Joseph Kalmenowitz, assistant professor of finance at the University of Rochester’s Simon Business School, said the timing of Paramount’s bid was likely strategic.

“David Ellison not only outmaneuvered the Hollywood board, he timed the regulatory cycle perfectly,” Kalmenowitz said. “The populist big-is-bad philosophy is gone and the deal-friendly establishment is back.”

Still, Palen Kunajian, a partner at advisory firm Eisner Amper, said Paramount’s regulatory future remains uncertain and the deal is far from done.
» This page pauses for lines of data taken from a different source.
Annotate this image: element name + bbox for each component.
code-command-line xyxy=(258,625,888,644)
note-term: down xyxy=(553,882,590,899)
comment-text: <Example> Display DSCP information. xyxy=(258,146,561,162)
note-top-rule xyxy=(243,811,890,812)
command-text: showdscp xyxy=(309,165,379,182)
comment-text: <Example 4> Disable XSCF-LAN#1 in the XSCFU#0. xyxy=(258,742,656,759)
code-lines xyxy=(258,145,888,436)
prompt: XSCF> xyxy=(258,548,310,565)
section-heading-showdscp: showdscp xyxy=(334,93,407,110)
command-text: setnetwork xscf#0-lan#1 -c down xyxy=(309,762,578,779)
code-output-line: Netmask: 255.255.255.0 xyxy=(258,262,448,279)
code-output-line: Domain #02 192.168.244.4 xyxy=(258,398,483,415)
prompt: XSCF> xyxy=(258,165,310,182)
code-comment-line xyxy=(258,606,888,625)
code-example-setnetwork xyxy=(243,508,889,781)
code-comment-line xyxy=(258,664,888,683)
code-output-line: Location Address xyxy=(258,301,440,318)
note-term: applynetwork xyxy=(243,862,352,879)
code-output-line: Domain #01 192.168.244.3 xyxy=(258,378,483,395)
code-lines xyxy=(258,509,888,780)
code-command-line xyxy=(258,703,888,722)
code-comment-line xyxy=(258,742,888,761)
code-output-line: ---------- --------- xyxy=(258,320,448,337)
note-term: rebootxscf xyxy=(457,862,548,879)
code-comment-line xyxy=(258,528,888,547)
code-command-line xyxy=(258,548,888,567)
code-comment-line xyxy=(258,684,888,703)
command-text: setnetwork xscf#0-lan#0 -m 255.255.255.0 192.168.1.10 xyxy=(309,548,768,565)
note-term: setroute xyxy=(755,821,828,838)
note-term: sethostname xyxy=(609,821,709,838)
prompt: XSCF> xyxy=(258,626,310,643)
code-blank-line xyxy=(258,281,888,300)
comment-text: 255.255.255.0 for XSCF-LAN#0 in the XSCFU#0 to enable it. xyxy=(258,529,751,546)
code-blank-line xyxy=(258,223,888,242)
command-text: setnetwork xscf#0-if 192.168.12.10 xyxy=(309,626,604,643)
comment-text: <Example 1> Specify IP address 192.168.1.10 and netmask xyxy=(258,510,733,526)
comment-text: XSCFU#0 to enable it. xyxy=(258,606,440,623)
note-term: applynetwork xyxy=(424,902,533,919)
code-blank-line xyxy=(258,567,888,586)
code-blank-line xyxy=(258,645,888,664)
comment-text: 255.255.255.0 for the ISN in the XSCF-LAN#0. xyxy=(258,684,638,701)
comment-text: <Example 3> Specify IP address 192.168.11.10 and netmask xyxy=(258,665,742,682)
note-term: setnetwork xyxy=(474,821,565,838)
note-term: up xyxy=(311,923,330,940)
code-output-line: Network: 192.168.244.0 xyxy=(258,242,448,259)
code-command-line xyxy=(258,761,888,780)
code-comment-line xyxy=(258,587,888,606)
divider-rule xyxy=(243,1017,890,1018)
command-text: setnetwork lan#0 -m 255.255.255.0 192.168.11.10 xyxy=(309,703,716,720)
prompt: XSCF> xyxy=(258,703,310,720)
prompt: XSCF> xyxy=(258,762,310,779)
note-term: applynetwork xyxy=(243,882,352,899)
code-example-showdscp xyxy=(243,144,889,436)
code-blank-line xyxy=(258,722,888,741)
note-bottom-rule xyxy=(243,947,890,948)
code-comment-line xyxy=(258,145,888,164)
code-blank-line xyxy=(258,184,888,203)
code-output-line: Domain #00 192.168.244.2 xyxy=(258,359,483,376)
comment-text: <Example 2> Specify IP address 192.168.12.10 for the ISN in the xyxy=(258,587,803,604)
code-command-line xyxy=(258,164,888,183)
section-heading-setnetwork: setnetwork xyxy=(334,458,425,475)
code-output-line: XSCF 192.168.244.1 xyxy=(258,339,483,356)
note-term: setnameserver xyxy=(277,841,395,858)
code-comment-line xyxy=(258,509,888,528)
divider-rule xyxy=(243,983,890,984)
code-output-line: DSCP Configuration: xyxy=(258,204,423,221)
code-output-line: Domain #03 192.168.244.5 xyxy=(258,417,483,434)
While concerns about the Netflix-WBD deal focused primarily on library content, he said the Paramount-WBD deal is much more of a “horizontal integration” effort between cable TV, sports, streaming and news.

“I think the biggest thing we’re going to focus on is centralizing our intellectual property under one roof,” Kunajian told CNBC. “What power does that give this new entity in terms of its ability to further charge?”

In addition to concerns about blockbuster series such as “Star Trek” and “Harry Potter,” Paramount will face political concerns from state and federal politicians as well as CNN and CBS working together under one roof, Kunajian said.

Ultimately, approval of the deal will depend on what concessions the two companies have to make to allay concerns about a potential media monopoly.

“Regulatory pressures, political pressures, etc. are definitely going to delay a deal and make things more complicated, and I think significant concessions will have to be made to get a deal done.

There are so many factors to this. This is much more complex than many other deals we’ve seen,” Kunajian said.

– CNBC’s Lillian Rizzo contributed to this report.